The first RRAM units with 8MB capacity of more will be available for evaluation starting in 2016, with the larger terabyte-range chips shipping a few years later. Information about specific storage capabilities were not provided, though Kumar said the server memory arrays could have 1TB or more per chip.

The latest RRAM array could sit next to DRAM in servers, Kumar said. RRAM could replace the NAND flash already being used in servers for caching or temporary data storage. However, it won't get rid of DRAM, which is volatile but offers faster throughput for applications like in-memory databases

Crossbar's RRAM has solid technological foundations and the potential to replace NAND, which may last a decade before manufacturing challenges catch up, said Jim Handy, principal analyst at Objective Analysis.

It is becoming more complex to make NAND flash, with chips getting smaller and with a wider array of defects being exposed in factories. Samsung has now started stacking NAND flash chips to add storage capacity, speed and power-efficiency, but there's a limit to that as well, Handy said.

"Once NAND flash runs out of steam, some new technology is going to come and take its place," Handy said. "Crossbar's making sure that [its] version of RRAM has a shot."

RRAM could find use in data centers where "gobs" of data are processed, but also in mobile devices, Handy said.

"It would equally at home in an iPhone," Handy said.

The biggest problem is that Crossbar hasn't started shipping RRAM yet, Handy said.

"Until they reach that milestone, all bets are off," Handy said.

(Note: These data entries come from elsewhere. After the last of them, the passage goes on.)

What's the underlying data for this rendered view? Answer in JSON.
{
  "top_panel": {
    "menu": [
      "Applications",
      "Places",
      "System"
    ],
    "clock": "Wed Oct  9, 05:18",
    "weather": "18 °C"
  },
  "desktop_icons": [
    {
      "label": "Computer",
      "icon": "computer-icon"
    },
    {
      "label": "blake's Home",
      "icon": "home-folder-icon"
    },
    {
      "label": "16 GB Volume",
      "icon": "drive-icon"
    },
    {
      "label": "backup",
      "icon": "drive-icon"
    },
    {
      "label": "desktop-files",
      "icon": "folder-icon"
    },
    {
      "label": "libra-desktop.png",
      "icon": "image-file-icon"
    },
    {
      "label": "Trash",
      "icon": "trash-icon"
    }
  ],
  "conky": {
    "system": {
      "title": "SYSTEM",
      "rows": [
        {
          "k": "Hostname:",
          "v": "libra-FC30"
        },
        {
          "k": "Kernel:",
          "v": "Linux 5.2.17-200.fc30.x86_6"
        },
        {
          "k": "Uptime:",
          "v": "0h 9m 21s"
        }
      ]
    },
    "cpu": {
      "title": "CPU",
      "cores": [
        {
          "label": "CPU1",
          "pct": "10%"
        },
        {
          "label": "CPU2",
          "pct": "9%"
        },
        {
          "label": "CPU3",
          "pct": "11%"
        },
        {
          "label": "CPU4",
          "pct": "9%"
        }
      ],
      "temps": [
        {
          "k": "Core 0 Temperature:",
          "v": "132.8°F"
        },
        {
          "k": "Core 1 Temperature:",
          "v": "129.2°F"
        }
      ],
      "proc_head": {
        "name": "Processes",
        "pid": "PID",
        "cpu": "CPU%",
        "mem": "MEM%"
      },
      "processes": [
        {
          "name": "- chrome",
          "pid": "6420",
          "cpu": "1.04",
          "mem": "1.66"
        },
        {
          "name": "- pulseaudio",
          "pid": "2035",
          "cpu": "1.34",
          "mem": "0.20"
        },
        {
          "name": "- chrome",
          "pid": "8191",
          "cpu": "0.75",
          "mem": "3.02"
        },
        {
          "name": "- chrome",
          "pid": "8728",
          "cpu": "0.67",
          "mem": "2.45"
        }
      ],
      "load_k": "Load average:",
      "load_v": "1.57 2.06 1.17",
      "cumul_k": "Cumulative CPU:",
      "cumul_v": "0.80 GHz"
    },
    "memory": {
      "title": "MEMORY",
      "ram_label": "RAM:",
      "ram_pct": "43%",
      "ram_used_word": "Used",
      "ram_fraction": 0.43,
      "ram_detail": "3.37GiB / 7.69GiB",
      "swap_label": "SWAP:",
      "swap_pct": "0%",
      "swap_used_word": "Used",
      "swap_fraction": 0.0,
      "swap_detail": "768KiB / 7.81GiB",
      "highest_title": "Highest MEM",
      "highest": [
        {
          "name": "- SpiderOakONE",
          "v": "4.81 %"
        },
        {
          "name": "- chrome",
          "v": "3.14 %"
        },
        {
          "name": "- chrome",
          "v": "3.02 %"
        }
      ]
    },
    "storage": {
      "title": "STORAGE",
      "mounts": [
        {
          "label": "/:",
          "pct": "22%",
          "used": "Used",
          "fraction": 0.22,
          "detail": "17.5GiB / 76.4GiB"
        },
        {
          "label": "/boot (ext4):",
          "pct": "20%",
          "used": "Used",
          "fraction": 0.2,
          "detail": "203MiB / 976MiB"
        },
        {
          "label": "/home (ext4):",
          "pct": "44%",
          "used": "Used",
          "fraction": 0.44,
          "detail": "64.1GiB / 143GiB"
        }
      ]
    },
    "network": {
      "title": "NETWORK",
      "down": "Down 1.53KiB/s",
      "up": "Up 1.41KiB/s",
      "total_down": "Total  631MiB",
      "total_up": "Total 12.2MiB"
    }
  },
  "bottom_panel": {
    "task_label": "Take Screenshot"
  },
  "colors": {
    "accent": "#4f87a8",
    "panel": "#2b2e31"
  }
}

Other forms of nonvolatile memory under development being considered as possible NAND replacements include phase-change memory and FRAM (ferroelectric RAM), which have been under development for decades, but according to Handy, are losing support.

Startup Everspin is already shipping a form of MRAM (magnetoresistive random access memory) in small volumes to some customers that need fast write capabilities. Everspin's MRAM is being used in products like ATMs, gambling machines and storage cards, where data retention is key in case of a power loss. Hewlett-Packard has announced its own form of memory called Memristor, which is another form of RRAM.

Crossbar's brand of RRAM looks for a change of resistance to read data in the form of 1s and 0s, which differs from NAND flash and other forms of memory. Crossbar's RRAM takes a layered approach to storing data as opposed to trapping a charge or using transistors. The three layers include a switch sandwiched between metallic and non-metallic electrodes. Positive or negative charges can be passed to read, write and delete data.

The initial design involved putting memory cells in a planar status, placing them right next to each other. But Crossbar has managed to layer memory cells to add more storage capacity, while keeping power consumption down, Kumar said.

Crossbar's RRAM will be made using conventional CMOS (complementary metal oxide semiconductor) technology, commonly used to make chips. The first RRAM chips will be made using the 40-nanometer process, followed by an upgrade to the smaller and more power-efficient 28-nm process.